Bactéria inibe crescimento de tumor

Uma linhagem, identificada como Streptomyces sp. CMAA 1527, apresentou forte atividade antiproliferativa das células cancerosas em condições de laboratório para tumores de mama, pulmão, rim e sistema nervoso central. Uma das substâncias químicas identificadas como responsável por esses efeitos é a cinerubina B.

A CMAA 1527 inibiu completamente o crescimento das linhagens de células tumorais, apresentando maiores efeitos sobre a linhagem de células cancerígenas chamada MCF-7. Além disso, apresentou também efeitos antitumorais em outros tipos de células, como a linhagem HaCaT, evidenciando grande potencial de utilização em outros tipos de tumores malignos.

Após os testes, várias actinobactérias foram consideradas promissoras para produção de compostos antitumorais, e passarão agora por ensaios antiproliferativos e caracterização dos agentes ativos, responsáveis pelas propriedades de inibição.

Os trabalhos de pesquisa continuam com ensaios para descobertas de novas bactérias da Antártica e estudos dos mecanismos de ação dos compostos produzidos por elas. Os cientistas também estão catalogando actinobactérias até então desconhecidas da ciência.

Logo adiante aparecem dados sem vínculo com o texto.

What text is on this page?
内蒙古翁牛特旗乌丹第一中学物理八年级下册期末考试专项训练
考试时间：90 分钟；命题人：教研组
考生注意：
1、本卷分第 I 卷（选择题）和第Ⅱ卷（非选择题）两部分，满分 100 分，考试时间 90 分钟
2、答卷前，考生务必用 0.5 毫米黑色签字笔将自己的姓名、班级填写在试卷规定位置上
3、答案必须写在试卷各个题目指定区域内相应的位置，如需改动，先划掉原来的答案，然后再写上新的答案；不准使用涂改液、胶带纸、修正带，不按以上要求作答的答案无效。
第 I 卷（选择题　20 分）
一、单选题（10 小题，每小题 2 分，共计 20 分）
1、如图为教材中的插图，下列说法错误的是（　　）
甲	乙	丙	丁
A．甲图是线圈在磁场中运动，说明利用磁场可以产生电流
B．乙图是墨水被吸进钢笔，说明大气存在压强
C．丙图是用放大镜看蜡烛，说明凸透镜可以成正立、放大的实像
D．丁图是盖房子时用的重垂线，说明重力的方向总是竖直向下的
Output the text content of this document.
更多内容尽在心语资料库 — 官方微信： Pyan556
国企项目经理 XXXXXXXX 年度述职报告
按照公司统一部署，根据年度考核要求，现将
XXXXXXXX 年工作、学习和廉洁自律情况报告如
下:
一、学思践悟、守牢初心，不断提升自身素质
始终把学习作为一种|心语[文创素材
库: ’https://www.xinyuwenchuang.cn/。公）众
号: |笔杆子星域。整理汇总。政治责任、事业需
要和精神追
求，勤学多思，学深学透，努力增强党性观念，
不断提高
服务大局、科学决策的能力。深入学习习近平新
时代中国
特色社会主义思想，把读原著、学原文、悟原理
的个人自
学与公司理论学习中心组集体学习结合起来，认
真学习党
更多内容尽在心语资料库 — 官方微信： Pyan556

As linhagens usadas no trabalho foram cedidas pelo Instituto Nacional do Câncer dos Estados Unidos (NCI) e a linhagem celular de queratinócitos humanos HaCaT (não tumoral), pelo professor Ricardo Della Coletta, da Faculdade de Odontologia de Piracicaba da Universidade Estadual de Campinas (Unicamp). Sob a supervisão do pesquisador da Embrapa Itamar Soares de Melo, a pesquisa foi desenvolvida no escopo de projetos coordenados pela professora do Instituto Oceanográfico da USP Vivian Helena Pellizari e pelo professor da Universidade Federal de Minas Gerais (UFMG) Luiz Henrique Rosa. Também participaram os professores da USP Luiz Alberto Moraes e Ana Lúcia Tasca Ruiz, e Valéria Maia de Oliveira, da Unicamp.